Una noche tres amigos que viven en las chabolas de fuera, consiguen entrar por casualidad en la urbanización, entran en una de las casas y mientras roban todo lo que tienen a mano, se ven sorprendidos por la dueña. En la confusión del momento, uno de ellos la mata. La criada consigue dar la alarma y pronto la policía de la urbanización se persona. Matan a dos de ellos y el más joven escapa y se pierde entre las casas de la urbanización.
Los habitantes de la urbanización se reúnen y deciden actuar al márgen de la policía. Ellos mismos darán caza al que se escapó y que sigue escondido. No se admiten disidencias, la seguridad de las familias es lo único importante, la policía de "fuera" es corrupta y no pueden confiar en ellos. Así que los hombres se arman y salen a patrullar la urbanización para dar "caza" al que se escapó.
El joven que se escapó tiene dieciséis años, está malherido, asustado y se esconde en el sótano de una de las casas. Todavía no sabe que es una presa.

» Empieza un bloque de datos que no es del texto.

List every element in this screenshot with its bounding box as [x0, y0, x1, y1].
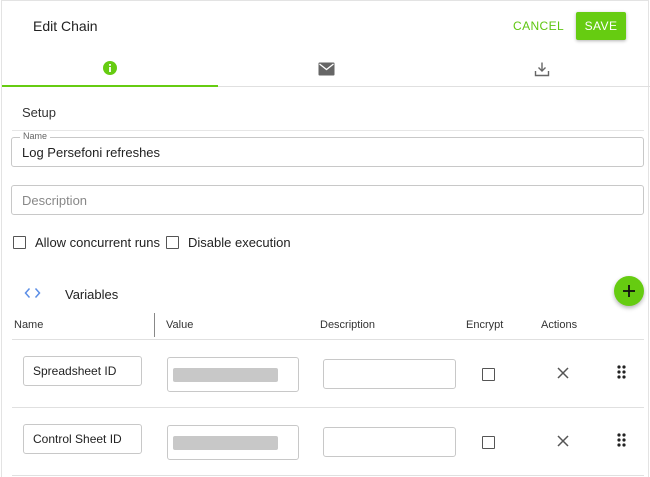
- masked-value: [173, 436, 278, 450]
- encrypt-checkbox[interactable]: [482, 436, 495, 449]
- column-header-value: Value: [166, 319, 194, 331]
- download-icon: [534, 62, 550, 77]
- cancel-button[interactable]: CANCEL: [505, 13, 572, 39]
- close-icon[interactable]: [557, 435, 569, 447]
- setup-heading: Setup: [22, 105, 56, 120]
- name-field: Name: [11, 131, 644, 167]
- variable-name-input[interactable]: Control Sheet ID: [23, 424, 142, 454]
- column-header-name: Name: [14, 319, 44, 331]
- code-icon: [24, 288, 41, 298]
- allow-concurrent-option: Allow concurrent runs: [13, 235, 160, 250]
- allow-concurrent-label: Allow concurrent runs: [35, 235, 160, 250]
- mail-icon: [318, 62, 334, 76]
- column-header-encrypt: Encrypt: [466, 319, 504, 331]
- tab-info[interactable]: [2, 51, 218, 87]
- column-header-description: Description: [320, 319, 376, 331]
- dialog-title: Edit Chain: [33, 18, 98, 34]
- description-input[interactable]: [22, 186, 632, 214]
- variables-heading: Variables: [65, 287, 119, 302]
- edit-chain-dialog: Edit Chain CANCEL SAVE Setup Name Log Pe…: [1, 0, 650, 477]
- allow-concurrent-checkbox[interactable]: [13, 236, 26, 249]
- column-resize-handle[interactable]: [154, 313, 155, 337]
- variable-value-input[interactable]: [167, 425, 299, 460]
- variable-name-input[interactable]: Spreadsheet ID: [23, 356, 142, 386]
- add-variable-button[interactable]: [614, 276, 644, 306]
- table-row: Control Sheet ID: [12, 408, 644, 476]
- drag-handle-icon[interactable]: [617, 365, 626, 379]
- close-icon[interactable]: [557, 367, 569, 379]
- save-button[interactable]: SAVE: [576, 12, 626, 40]
- tab-bar: [2, 51, 650, 87]
- column-header-actions: Actions: [541, 319, 578, 331]
- disable-execution-option: Disable execution: [166, 235, 291, 250]
- plus-icon: [623, 285, 635, 297]
- setup-divider: [12, 130, 644, 131]
- info-icon: [103, 61, 117, 75]
- drag-handle-icon[interactable]: [617, 433, 626, 447]
- variable-description-input[interactable]: [323, 359, 456, 389]
- table-row: Spreadsheet ID: [12, 340, 644, 408]
- disable-execution-checkbox[interactable]: [166, 236, 179, 249]
- description-field: [11, 185, 644, 215]
- encrypt-checkbox[interactable]: [482, 368, 495, 381]
- masked-value: [173, 368, 278, 382]
- tab-download[interactable]: [434, 51, 650, 87]
- variable-description-input[interactable]: [323, 427, 456, 457]
- tab-email[interactable]: [218, 51, 434, 87]
- disable-execution-label: Disable execution: [188, 235, 291, 250]
- variable-value-input[interactable]: [167, 357, 299, 392]
- name-input[interactable]: [22, 138, 632, 166]
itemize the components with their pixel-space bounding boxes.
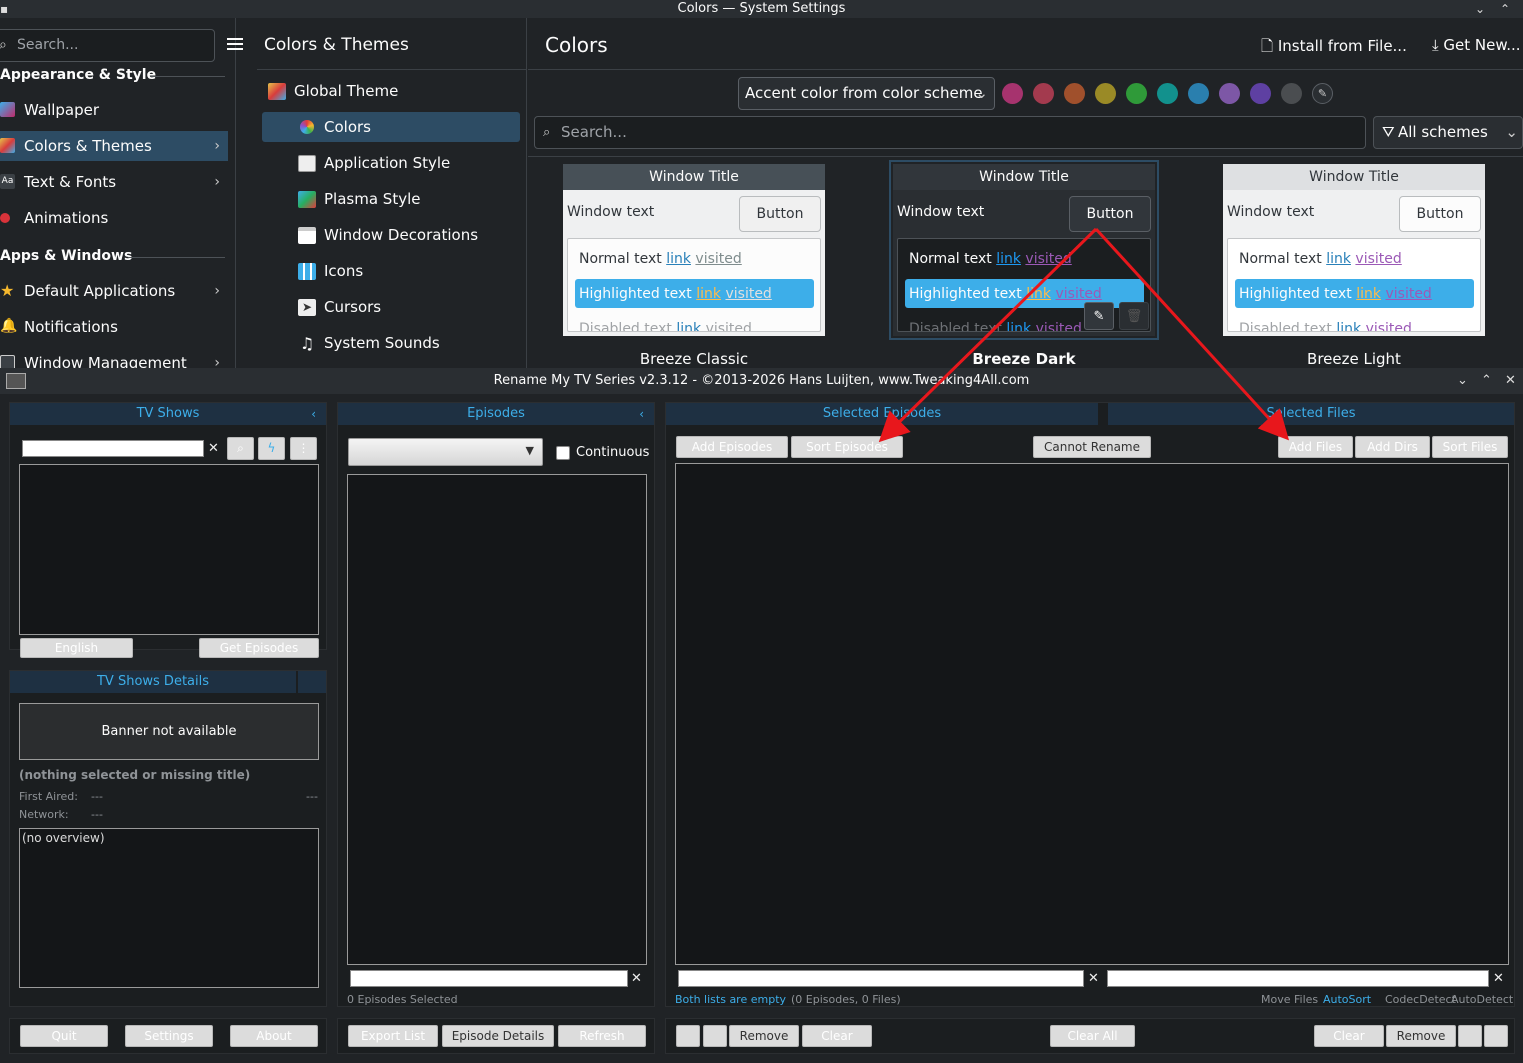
red-arrow-to-add-files xyxy=(1094,227,1290,441)
red-arrow-to-sort-episodes xyxy=(878,227,1098,443)
annotation-arrows xyxy=(878,227,1290,443)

La urbanización que parecía un paraíso se convierte en una cárcel de lujo donde los ricos aplican su propia ley y asesinan con el pretexto de la seguridad. Los que parecían víctimas se convierten en asesinos. Es una película, es ficción. Pero es realidad. Y es tan actual que sólo tenemos que abrir un periódico para darnos cuenta de su vigencia. Pensemos en los muros, en las patrullas costeras, en las alambradas, en la seguridad en los aeropuertos, en los Guantánamos, en las pruebas de ADN...
Una buena historia necesita un buen final. La ficción de la película nos hace una propuesta inteligente. Esperemos que la realidad siga también a la ficción y encuentre su propio final, un buen final.